I have an Excel table with this data:我有一个包含这些数据的 Excel 表格:

Micro |Group | Series|Group1 |Series1|Group2|Series2|Group3|Series3|
  1   |Back  |   3   |Biceps |   1   |Delts |   1   |Traps |   1   |
  1   |Chest |   4   |Triceps|   2   |Delts |   2   |      |       |
  1   |Biceps|   2   |       |       |      |       |      |       |
  1   |Cuads |   4   |Glut   |   2   |      |       |      |       |
  2   |Back  |   4   |Biceps |   2   |Delts |   2   |Traps |   2   |
  2   |Chest |   5   |Triceps|   3   |Delts |   3   |      |       |
  2   |Biceps|   3   |       |       |      |       |      |       |
  2   |Cuads |   5   |Glut   |   3   |      |       |      |       |
....

I want to generate a table witch shows amount of series of each micro by group adding Series+Series1+Series2+Series3:我想通过添加 Series+Series1+Series2+Series3 来生成一个表格,显示每个微的系列数量:

Micro | Group  | Series|
  1   | Back   |   3   |
  1   | Chest  |   4   |
  1   | Biceps |   3   |
  1   | Cuads  |   4   |
  1   | Triceps|   2   |
  1   | Delts  |   3   |
  1   | Traps  |   1   |
  2   | Back   |   4   |
  2   | Chest  |   5   |
  2   | Biceps |   5   |
  2   | Cuads  |   5   |
  2   | Triceps|   3   |
  2   | Delts  |   5   |
  2   | Traps  |   2   |

I have very basic SQL skills and do not know how to perform a query in Microsoft Query to get this table.我有非常基本的 SQL 技能,不知道如何在 Microsoft Query 中执行查询以获取此表。

Thanks!谢谢!

Start from the second column, and every two columns make a pair, there are a total of 4 pairs of them.从第二列开始,每两列做一对,一共4对。 The key point is to convert the N-column table into a table consisting of 3 columns.关键是把N列的表转换成3列组成的表。 Using esProc is much easy.使用集算器非常容易。

    A
1   =file("data.xlsx").xlsimport@w().to(2,)
2   =A1.news(~.len()\2;A1.~(1):Micro,A1.~(#*2):Group,A1.~(#*2+1):Series)
3   =A2.groups(Micro,Group;sum(Series):Series)
4   =file("result.xlsx").xlsexport@t(A3)

For more reference, see http://c.raqsoft.com/article/1609815706959更多参考见http://c.raqsoft.com/article/1609815706959

DISCLAIMER: This is about our tool esProc.免责声明:这是关于我们的工具 esProc。 It's freemium.是免费增值。

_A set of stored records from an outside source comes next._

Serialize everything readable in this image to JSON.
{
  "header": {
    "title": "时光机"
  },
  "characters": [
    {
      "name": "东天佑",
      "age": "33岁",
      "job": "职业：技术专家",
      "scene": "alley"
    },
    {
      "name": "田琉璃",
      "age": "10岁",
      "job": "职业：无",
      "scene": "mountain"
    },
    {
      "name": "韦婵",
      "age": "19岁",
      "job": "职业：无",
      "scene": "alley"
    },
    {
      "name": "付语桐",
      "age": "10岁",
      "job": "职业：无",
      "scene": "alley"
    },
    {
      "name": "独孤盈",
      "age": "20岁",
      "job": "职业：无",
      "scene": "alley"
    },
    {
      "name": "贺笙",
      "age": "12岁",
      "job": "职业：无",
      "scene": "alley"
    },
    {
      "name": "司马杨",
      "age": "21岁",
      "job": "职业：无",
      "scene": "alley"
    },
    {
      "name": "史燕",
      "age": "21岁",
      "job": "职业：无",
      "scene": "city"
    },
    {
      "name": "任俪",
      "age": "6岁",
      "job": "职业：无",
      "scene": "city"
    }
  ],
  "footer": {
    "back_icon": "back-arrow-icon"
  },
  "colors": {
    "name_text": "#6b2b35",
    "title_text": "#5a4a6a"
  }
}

To do this with Power Query, the basic steps are要使用 Power Query 执行此操作,基本步骤是

  • Unpivot逆枢轴
  • Filter out the blanks过滤掉空白
  • Group in pairs ( Group/Series )成对Group/Series ( Group/Series )
  • Extract the data提取数据
  • split into new columns拆分为新列

Below is the M-Code.下面是M代码。 You can explore this by examining the "Applied Steps" where you can see the comments I made;您可以通过检查“应用步骤”来探索这一点,您可以在其中查看我所做的评论; and also, by clicking or double-clicking on each step, you can see what is being done.此外,通过单击或双击每个步骤,您可以看到正在执行的操作。

There may be more efficient methods of doing this, as I am a relative beginner with PQ, but this should get you started.可能有更有效的方法来做到这一点,因为我是 PQ 的相对初学者,但这应该让你开始。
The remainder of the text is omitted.